Seattle Times Editorial
ONCE again the Seattle Public Schools has come out of a state audit looking poorly. Previous audits flailed the district for letting laptop computers get stolen and for not monitoring the use of district vehicles. The June 18 audit dings it for failing to collect rent for the use of its buildings.
District officials say they have accepted the findings and are moving to correct them, which is a good start.
The rental policy is a recent one. Under it, outside users of school buildings — community volleyball and basketball teams, for example — are supposed to pay hourly rates and other fees, such as utility costs.

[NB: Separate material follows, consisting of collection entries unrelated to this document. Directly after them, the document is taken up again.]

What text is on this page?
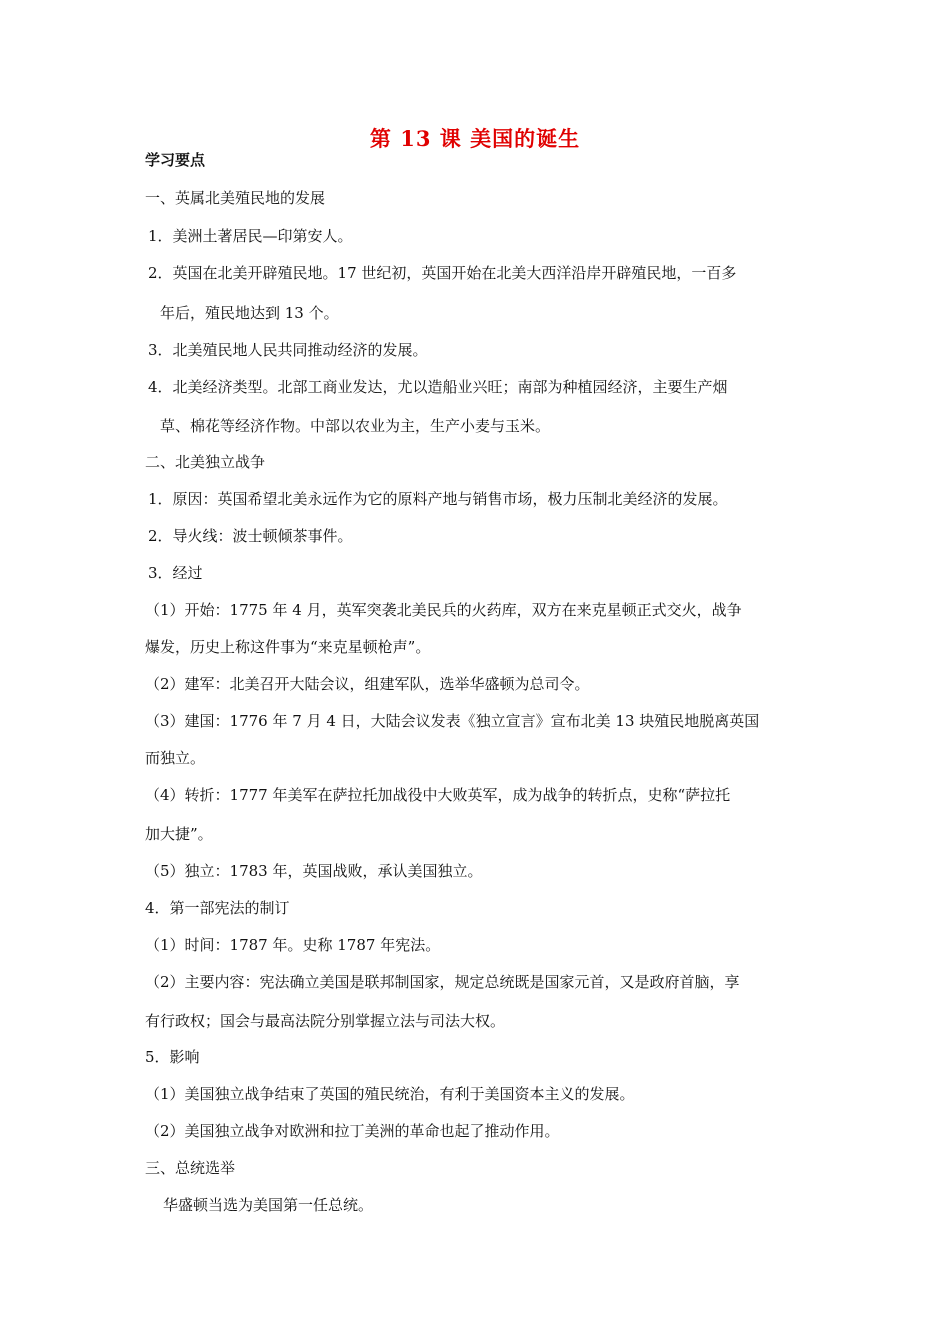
第 13 课 美国的诞生
学习要点
一、英属北美殖民地的发展
1．美洲土著居民—印第安人。
2．英国在北美开辟殖民地。17 世纪初，英国开始在北美大西洋沿岸开辟殖民地，一百多
年后，殖民地达到 13 个。
3．北美殖民地人民共同推动经济的发展。
4．北美经济类型。北部工商业发达，尤以造船业兴旺；南部为种植园经济，主要生产烟
草、棉花等经济作物。中部以农业为主，生产小麦与玉米。
二、北美独立战争
1．原因：英国希望北美永远作为它的原料产地与销售市场，极力压制北美经济的发展。
2．导火线：波士顿倾茶事件。
3．经过
（1）开始：1775 年 4 月，英军突袭北美民兵的火药库，双方在来克星顿正式交火，战争
爆发，历史上称这件事为“来克星顿枪声”。
（2）建军：北美召开大陆会议，组建军队，选举华盛顿为总司令。
（3）建国：1776 年 7 月 4 日，大陆会议发表《独立宣言》宣布北美 13 块殖民地脱离英国
而独立。
（4）转折：1777 年美军在萨拉托加战役中大败英军，成为战争的转折点，史称“萨拉托
加大捷”。
（5）独立：1783 年，英国战败，承认美国独立。
4．第一部宪法的制订
（1）时间：1787 年。史称 1787 年宪法。
（2）主要内容：宪法确立美国是联邦制国家，规定总统既是国家元首，又是政府首脑，享
有行政权；国会与最高法院分别掌握立法与司法大权。
5．影响
（1）美国独立战争结束了英国的殖民统治，有利于美国资本主义的发展。
（2）美国独立战争对欧洲和拉丁美洲的革命也起了推动作用。
三、总统选举
华盛顿当选为美国第一任总统。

From Sept. 1 to April 30, the Building Rentals Office sent out 261 invoices totaling $223,213. Of that, $102,913 — 46 cents on the dollar — was past due by an average of 115 days. “The rental office is not monitoring these past due accounts,” reads the audit.
Duggan Harman, district assistant superintendent for finance, says he has directed the rentals office to send past-due accounts to the accounting department for collection.
Under the policy, invoices for another 2,432 events should have been sent out but were not. Many of these were for PTSA and other school-related events that principals believed should not be billable.
That’s reasonable. The School Board, albeit a year late, is working on a policy that will dictate which groups should be charged and which should not.
The audit also found that in three cases, district staff disguised outside events as internal, resulting in a loss of about $45,000. Those matters have been referred to Human Resources, Harman said, “for potential disciplinary action.”
This was an audit that got the district’s attention.